Утверждение плана разведения было фактически экзаменом на кинологическую зрелость и не всем легко давалось. В поисках популярности Юдифь Исаевна стала заигрывать с представителями разных клубов, закрывала глаза на их ошибки, нечаянные или даже намеренные. На этой почве у нас с ней возникли серьезные разногласия. Передо мной возникла дилемма: либо попросить Шар удалиться из комиссии, либо уйти самому. В МГОЛС у меня было много и других дел, я руководил клубом доберманов и бассетов, а вывести Шар из племенной комиссии означало вывод ее за границы собаководства вообще. Этого мне не хотелось, да и признаваться в правоте Мазовера относительно нашей общей подруги не хотелось тоже. Я потихоньку удалился из племкомиссии.

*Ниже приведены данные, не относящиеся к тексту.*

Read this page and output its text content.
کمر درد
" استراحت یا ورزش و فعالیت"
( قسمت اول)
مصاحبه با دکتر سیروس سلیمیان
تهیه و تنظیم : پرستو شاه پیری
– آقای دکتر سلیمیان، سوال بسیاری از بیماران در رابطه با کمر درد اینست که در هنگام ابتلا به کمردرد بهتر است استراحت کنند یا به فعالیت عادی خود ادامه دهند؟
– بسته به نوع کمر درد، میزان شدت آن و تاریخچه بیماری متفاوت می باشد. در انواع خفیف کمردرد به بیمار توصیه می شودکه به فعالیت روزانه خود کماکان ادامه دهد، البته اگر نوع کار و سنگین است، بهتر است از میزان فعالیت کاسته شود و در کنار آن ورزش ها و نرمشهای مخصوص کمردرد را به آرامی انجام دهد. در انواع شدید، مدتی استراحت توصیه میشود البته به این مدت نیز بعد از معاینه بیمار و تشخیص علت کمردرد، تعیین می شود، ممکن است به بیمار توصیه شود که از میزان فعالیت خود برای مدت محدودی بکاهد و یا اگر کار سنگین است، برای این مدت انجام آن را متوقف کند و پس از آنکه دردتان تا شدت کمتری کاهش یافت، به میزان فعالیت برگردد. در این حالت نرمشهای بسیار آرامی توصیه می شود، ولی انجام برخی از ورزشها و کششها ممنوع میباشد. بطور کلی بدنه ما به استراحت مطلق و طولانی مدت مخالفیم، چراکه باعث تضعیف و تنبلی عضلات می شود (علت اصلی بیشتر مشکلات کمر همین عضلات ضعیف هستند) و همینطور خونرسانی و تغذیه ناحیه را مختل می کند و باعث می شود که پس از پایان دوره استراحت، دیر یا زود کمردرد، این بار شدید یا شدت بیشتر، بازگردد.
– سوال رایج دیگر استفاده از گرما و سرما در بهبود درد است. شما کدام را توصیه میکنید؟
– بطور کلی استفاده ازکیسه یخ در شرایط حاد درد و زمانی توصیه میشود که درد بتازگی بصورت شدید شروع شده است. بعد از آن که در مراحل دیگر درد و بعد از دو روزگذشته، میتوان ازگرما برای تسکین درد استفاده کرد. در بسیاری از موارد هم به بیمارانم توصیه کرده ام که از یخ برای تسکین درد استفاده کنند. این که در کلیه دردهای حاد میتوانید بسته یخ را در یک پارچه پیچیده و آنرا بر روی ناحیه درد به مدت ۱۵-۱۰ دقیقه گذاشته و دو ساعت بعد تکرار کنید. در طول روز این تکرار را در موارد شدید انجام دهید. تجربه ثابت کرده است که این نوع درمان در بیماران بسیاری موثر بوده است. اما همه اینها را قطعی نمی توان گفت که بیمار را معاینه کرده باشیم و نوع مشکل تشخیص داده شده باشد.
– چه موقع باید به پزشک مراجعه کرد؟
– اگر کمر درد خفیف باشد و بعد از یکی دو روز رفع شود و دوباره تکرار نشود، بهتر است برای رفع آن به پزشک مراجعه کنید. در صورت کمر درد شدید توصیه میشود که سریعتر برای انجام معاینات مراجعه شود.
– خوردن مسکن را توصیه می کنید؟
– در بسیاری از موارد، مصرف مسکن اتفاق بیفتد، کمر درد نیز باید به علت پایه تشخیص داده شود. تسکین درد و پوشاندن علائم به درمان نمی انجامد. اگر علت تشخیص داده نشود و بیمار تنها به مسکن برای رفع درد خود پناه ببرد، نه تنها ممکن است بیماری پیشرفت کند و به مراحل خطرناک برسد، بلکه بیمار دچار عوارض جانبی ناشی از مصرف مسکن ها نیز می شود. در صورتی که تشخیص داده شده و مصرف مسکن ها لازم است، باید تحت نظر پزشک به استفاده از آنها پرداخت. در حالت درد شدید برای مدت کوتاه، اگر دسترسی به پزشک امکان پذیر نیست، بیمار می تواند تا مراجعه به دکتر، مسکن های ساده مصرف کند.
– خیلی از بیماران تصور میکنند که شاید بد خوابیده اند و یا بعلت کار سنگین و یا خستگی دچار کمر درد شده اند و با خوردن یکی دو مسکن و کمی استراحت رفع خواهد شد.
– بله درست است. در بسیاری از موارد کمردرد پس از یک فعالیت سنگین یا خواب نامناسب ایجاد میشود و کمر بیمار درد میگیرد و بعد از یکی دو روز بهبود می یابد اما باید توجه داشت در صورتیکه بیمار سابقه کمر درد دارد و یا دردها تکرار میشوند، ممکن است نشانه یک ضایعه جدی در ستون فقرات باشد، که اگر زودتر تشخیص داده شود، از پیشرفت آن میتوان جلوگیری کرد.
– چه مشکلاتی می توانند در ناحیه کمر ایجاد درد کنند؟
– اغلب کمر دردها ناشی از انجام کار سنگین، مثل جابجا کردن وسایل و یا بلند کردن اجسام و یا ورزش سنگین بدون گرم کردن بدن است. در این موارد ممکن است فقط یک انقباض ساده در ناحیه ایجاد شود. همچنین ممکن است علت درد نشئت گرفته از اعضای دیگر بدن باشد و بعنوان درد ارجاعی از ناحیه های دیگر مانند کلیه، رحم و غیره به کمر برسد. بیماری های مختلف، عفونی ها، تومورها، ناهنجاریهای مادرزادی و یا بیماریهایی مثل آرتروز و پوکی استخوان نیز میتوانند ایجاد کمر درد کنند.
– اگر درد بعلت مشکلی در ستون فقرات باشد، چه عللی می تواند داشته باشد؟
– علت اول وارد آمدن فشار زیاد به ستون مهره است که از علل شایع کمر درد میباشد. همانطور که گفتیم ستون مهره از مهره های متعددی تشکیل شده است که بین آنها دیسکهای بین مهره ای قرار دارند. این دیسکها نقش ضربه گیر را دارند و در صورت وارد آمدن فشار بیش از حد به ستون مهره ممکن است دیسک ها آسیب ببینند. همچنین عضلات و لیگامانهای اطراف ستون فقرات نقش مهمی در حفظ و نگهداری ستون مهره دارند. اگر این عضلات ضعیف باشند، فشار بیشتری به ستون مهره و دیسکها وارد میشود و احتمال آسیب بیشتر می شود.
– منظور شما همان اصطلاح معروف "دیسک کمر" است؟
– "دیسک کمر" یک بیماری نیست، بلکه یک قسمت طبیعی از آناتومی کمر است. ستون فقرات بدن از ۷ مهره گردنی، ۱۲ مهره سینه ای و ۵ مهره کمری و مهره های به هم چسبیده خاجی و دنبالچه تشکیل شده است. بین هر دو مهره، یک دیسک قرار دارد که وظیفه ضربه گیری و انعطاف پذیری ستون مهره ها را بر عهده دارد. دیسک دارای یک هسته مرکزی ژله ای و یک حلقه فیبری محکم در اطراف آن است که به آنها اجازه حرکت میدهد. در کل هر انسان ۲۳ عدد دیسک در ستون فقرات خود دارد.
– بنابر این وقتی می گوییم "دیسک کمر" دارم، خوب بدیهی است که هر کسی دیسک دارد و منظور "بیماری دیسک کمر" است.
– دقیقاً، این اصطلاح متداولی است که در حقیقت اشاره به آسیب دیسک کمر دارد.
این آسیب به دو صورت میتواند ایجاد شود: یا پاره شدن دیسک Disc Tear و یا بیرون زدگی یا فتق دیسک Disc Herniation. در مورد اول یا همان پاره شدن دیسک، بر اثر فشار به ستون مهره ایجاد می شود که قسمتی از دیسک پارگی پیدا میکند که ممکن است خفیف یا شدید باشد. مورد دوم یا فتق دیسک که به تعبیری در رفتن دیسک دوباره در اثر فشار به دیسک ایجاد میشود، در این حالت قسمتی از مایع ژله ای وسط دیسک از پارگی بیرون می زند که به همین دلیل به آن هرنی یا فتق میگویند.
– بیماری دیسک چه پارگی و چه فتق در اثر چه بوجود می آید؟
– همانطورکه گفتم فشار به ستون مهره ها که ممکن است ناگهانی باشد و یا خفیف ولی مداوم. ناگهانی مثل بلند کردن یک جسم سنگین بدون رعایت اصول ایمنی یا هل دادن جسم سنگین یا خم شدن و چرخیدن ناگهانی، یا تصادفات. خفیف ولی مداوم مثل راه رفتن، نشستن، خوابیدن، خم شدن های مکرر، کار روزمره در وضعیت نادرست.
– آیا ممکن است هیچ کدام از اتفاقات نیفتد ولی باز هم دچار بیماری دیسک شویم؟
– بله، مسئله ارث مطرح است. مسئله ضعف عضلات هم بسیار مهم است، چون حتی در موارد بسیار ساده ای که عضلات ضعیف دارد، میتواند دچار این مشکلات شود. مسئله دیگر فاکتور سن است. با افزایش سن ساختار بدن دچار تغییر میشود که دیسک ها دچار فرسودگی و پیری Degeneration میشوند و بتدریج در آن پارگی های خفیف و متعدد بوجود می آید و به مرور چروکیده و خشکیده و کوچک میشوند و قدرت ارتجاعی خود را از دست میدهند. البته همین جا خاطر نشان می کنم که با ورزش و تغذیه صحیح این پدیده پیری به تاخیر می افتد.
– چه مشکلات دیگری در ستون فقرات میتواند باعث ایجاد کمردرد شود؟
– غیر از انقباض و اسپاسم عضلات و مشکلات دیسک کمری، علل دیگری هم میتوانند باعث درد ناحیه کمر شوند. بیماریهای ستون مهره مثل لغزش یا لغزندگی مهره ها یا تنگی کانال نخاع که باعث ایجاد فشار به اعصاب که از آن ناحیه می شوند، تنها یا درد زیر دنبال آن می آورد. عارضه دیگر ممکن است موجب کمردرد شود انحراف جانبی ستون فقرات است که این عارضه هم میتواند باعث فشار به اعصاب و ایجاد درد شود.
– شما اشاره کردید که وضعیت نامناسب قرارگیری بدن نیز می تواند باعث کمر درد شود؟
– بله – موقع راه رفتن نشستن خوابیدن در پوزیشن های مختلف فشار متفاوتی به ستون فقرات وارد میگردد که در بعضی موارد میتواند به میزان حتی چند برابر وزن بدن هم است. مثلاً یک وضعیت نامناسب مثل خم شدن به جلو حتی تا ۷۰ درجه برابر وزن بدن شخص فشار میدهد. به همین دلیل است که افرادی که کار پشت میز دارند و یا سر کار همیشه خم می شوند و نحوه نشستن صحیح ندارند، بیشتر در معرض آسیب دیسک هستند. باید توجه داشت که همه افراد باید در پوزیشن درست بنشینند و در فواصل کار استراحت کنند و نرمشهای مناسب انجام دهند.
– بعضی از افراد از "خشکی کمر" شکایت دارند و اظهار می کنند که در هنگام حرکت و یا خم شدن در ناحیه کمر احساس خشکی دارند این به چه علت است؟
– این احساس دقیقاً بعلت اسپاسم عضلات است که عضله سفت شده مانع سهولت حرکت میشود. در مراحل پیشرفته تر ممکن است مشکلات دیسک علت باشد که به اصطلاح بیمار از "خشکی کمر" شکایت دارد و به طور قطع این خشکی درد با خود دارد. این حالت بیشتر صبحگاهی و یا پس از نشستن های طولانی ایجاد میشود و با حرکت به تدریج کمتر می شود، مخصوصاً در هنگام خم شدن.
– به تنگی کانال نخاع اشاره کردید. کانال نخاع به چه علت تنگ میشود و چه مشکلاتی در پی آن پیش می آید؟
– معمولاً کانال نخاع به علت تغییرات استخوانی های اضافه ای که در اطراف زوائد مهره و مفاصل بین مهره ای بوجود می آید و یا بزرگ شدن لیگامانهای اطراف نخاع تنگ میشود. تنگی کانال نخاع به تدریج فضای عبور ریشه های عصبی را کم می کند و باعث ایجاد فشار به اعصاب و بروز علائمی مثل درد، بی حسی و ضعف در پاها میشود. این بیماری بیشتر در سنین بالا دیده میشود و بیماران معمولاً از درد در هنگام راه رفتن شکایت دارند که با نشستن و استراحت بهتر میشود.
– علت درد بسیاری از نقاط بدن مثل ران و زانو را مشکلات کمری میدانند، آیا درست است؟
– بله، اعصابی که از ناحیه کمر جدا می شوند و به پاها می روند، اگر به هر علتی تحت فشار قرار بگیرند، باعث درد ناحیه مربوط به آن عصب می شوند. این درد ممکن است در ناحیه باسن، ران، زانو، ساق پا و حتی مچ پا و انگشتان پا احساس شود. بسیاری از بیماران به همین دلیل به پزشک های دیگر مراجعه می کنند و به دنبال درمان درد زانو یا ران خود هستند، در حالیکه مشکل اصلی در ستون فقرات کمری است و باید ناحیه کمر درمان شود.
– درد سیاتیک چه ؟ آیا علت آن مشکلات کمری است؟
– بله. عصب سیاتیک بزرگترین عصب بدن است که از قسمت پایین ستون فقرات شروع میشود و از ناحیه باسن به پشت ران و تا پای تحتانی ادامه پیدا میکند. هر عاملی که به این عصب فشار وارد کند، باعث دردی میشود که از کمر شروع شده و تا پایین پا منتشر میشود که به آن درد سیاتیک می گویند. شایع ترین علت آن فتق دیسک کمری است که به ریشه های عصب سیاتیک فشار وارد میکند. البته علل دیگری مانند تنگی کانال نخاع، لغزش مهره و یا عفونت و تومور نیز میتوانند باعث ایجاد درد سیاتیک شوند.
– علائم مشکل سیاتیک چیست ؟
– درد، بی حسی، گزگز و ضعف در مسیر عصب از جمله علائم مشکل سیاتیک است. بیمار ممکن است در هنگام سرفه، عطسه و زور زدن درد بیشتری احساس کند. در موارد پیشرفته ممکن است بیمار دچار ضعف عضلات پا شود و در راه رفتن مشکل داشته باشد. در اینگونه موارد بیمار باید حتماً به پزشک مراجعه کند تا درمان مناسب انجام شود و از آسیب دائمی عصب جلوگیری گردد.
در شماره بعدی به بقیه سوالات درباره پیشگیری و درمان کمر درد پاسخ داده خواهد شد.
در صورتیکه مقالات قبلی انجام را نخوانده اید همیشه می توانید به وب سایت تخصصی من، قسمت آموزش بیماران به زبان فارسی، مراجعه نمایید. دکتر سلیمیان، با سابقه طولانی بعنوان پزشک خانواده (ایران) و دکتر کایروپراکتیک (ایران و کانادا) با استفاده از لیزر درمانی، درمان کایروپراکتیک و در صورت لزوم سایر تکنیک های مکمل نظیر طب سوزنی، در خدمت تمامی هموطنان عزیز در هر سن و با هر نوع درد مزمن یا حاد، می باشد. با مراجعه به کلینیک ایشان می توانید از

Неловкости Шар не испытала. Более того, она присоединилась к моим противникам в Ветеринарном отделе Моссовета и приняла участие в подготовке постановления об исключении из МГОЛС нескольких членов его правления за нарушения указаний Моссовета. Так одна общественная организация(Моссовет) исключила людей из другой общественной организации(МГОЛС). В списке нарушителей оказался и я, несмотря на то, что ничего не мог нарушить, т.к. не был членом Правления. Да и нарушений-то не было вообще.
В уставе МГОЛС не значились породы собак, запрещенные к регистрации. Поскольку общество хорошо работало и было очень популярным, то к нам перешли со своими собаками владельцы пород, которых можно было регистрировать и в охотничьем обществе и в клубе служебного собаководства. Конечно, массовый исход подрывал другие клубы. Вместо того, чтобы улучшить свою работу и сохранить людей и собак, они пустились в демагогию и склоку. Стали доказывать чиновникам Моссовета, что если любители овчарок и ризеншнауцеров перейдут в МГОЛС, то их собаки утратят рабочие качества и не смогут соответствовать требованиям армии, а если в МГОЛС перейдут владельцы спаниелей, это подорвет охоту и также нанесет ущерб государству.
Список исключенных Моссоветом возглавляла Татьяна Никулина, входившая в состав правления и инициировавшая вступление в МГОЛС владельцев ризеншнауцеров, несмотря на возражения Моссовета. Я растолковал ее мужу знаменитому артисту Юрию Никулину, насколько нелепо и противозаконно карательное постановление. Запасшись аргументацией, он направился в оплот справедливости Моссовет. Решение не отменили, но Татьяну Никулину из расстрельного списка вычеркнули.
Вскоре к власти в стране пришел М.Горбачев, снял ограничения по созданию новых клубов по интересам. Вместе с друзьями я организовал объединение "Зоосфера". Здесь начался период моего счастливого собаководства.